Adli Tıp 3. İhtisas Kurulundan alınacak rapor ile Yüksek Sağlık Kurulu Kararı arasında sürekli iş göremezlik oranına yönelik görüş ayrılığı bulunduğu takdirde çelişkinin giderilmesi için dosyanın Adli Tıp Genel Kuruluna gönderilerek çıkacak sonuca göre karar verilmesi gerekir.
Somut olayda, iş kazası olduğu iddia olunan olayın Sosyal Güvenlik Kurumuna bildirilmediği anlaşılmaktadır.
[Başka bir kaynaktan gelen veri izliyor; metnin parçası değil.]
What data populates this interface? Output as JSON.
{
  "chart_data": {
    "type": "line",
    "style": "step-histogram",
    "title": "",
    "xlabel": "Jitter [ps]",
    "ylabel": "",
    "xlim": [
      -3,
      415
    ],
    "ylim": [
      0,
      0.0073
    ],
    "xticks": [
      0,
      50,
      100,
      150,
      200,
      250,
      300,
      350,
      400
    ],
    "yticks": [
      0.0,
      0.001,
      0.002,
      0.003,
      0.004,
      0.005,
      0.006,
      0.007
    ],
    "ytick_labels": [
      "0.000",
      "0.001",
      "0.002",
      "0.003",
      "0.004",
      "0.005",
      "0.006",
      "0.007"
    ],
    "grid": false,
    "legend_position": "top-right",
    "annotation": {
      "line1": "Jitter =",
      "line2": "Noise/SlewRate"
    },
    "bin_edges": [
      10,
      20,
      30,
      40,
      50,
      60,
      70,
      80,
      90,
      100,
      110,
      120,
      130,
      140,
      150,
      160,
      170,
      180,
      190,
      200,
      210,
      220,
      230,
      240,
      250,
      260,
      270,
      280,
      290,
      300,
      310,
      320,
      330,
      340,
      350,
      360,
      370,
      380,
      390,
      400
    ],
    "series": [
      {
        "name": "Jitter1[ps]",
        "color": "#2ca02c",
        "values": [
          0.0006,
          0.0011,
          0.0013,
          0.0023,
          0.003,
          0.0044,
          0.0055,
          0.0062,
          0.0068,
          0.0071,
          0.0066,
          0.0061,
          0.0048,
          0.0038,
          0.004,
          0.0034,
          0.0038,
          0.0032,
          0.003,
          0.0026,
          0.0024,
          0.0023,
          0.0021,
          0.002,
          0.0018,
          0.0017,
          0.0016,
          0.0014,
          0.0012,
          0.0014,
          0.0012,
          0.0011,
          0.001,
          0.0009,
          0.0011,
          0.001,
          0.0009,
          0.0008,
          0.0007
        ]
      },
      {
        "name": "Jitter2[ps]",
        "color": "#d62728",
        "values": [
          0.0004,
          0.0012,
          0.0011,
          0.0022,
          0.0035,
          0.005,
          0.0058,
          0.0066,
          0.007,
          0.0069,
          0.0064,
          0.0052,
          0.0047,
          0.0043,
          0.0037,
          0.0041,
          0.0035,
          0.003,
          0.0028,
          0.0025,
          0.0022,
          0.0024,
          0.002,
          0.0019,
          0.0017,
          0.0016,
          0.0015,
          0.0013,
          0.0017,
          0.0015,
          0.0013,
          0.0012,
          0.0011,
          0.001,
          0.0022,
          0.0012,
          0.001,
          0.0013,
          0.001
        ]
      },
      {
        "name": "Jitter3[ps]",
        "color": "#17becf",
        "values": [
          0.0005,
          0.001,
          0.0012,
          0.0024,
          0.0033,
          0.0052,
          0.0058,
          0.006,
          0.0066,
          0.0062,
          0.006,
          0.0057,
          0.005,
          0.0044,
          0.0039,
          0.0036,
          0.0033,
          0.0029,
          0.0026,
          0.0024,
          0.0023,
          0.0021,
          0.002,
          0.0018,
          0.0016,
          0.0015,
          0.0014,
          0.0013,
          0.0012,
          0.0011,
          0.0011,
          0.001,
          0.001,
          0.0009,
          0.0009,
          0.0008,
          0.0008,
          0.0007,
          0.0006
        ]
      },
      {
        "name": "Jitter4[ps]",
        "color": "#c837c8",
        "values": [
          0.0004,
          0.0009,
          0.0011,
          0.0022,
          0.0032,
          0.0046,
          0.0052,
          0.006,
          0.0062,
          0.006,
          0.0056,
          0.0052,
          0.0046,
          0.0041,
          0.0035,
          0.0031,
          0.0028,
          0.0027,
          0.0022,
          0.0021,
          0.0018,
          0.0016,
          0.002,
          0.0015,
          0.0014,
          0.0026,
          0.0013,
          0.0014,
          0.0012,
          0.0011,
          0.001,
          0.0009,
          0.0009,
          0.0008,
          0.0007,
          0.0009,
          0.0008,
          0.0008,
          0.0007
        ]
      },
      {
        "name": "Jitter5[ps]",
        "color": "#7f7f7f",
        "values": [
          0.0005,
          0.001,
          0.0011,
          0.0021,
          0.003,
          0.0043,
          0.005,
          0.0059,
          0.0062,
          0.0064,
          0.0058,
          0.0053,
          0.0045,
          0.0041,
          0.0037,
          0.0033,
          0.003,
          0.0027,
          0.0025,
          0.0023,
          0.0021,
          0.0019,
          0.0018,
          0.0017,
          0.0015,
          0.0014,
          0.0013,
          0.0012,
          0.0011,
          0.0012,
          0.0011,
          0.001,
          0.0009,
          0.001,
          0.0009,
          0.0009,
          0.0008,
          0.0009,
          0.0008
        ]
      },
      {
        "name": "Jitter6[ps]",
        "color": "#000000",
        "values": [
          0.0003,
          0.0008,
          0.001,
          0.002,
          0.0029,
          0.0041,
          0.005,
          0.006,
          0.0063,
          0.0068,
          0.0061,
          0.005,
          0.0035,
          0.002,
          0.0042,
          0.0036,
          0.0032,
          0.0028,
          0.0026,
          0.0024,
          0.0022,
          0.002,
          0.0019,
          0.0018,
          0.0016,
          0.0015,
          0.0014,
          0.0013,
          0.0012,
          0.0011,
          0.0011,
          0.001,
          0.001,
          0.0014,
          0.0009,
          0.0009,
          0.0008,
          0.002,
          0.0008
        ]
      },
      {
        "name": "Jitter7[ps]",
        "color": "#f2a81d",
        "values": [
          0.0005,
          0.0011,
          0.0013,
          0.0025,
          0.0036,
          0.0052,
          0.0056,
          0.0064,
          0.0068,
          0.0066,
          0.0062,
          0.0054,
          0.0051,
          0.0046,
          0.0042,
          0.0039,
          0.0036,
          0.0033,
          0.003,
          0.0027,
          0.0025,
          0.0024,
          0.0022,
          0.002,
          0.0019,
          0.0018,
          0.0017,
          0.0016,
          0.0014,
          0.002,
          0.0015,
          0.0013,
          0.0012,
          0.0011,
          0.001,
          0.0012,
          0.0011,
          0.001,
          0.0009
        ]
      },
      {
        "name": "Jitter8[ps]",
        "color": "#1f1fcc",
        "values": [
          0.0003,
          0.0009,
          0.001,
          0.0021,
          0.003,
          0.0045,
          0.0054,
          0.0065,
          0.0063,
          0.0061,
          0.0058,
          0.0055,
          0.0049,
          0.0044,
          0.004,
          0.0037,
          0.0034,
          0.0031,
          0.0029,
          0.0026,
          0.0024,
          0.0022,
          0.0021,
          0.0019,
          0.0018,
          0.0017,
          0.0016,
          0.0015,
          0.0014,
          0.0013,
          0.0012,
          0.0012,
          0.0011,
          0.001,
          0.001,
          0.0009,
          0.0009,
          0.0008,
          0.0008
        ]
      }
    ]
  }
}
Kurumca sigortalıya gelir bağlanabilmesi için öncelikle zararlandırıcı olayın iş kazası niteliğince olup olmadığının tespiti ön sorundur. İş kazasının tespiti ile ilgili ihtilaf Sosyal Güvenlik Kurumunun hak alanının doğrudan ilgilendirmekte olup tazminat davasında kurum taraf değildir.
Yapılacak iş; davacıya iş kazasını Sosyal Güvenlik Kurumuna ihbarda bulunmak, olayın Kurumca iş kazası olarak kabul edilmemesi halinde Sosyal Güvenlik Kurumuna ve hak alanını etkileyeceğinden işveren aleyhine “iş kazasının tespiti” davası açması için önel vermek, tespit davasını bu dava için bekletici sorun yaparak çıkacak sonuca göre, olayın Kurumca iş kazası olduğunun kabul edilmesi halinde ise davacıya Kuruma müracaat ederek sürekli iş göremezlik oranının belirlenmesi önel vermek, sürekli işgöremezlik derecesi belirlenirken yukarda belirtilen prosedür uygulanarak çıkacak sonuca göre bir karar vermektedir.
Mahkemece bu maddi ve hukuki olgular nazara alınmaksızın olayın iş kazası olup olmadığı ve davacıda oluşan sürekli iş göremezlik oranı belirlenmeden karar verilmesi usul ve yasaya aykırı olup bozma nedenidir.
O halde, davalının bu yönleri amaçlayan temyiz itirazları kabul olunmalı ve hüküm bozulmalıdır.
SONUÇ:Hükmün yukarıda açıklanan nedenlerle BOZULMASINA, sair temyiz itirazlarının şimdilik incelenmesine yer olmadığına, 15/05/2014 gününde oybirliğiyle karar verildi.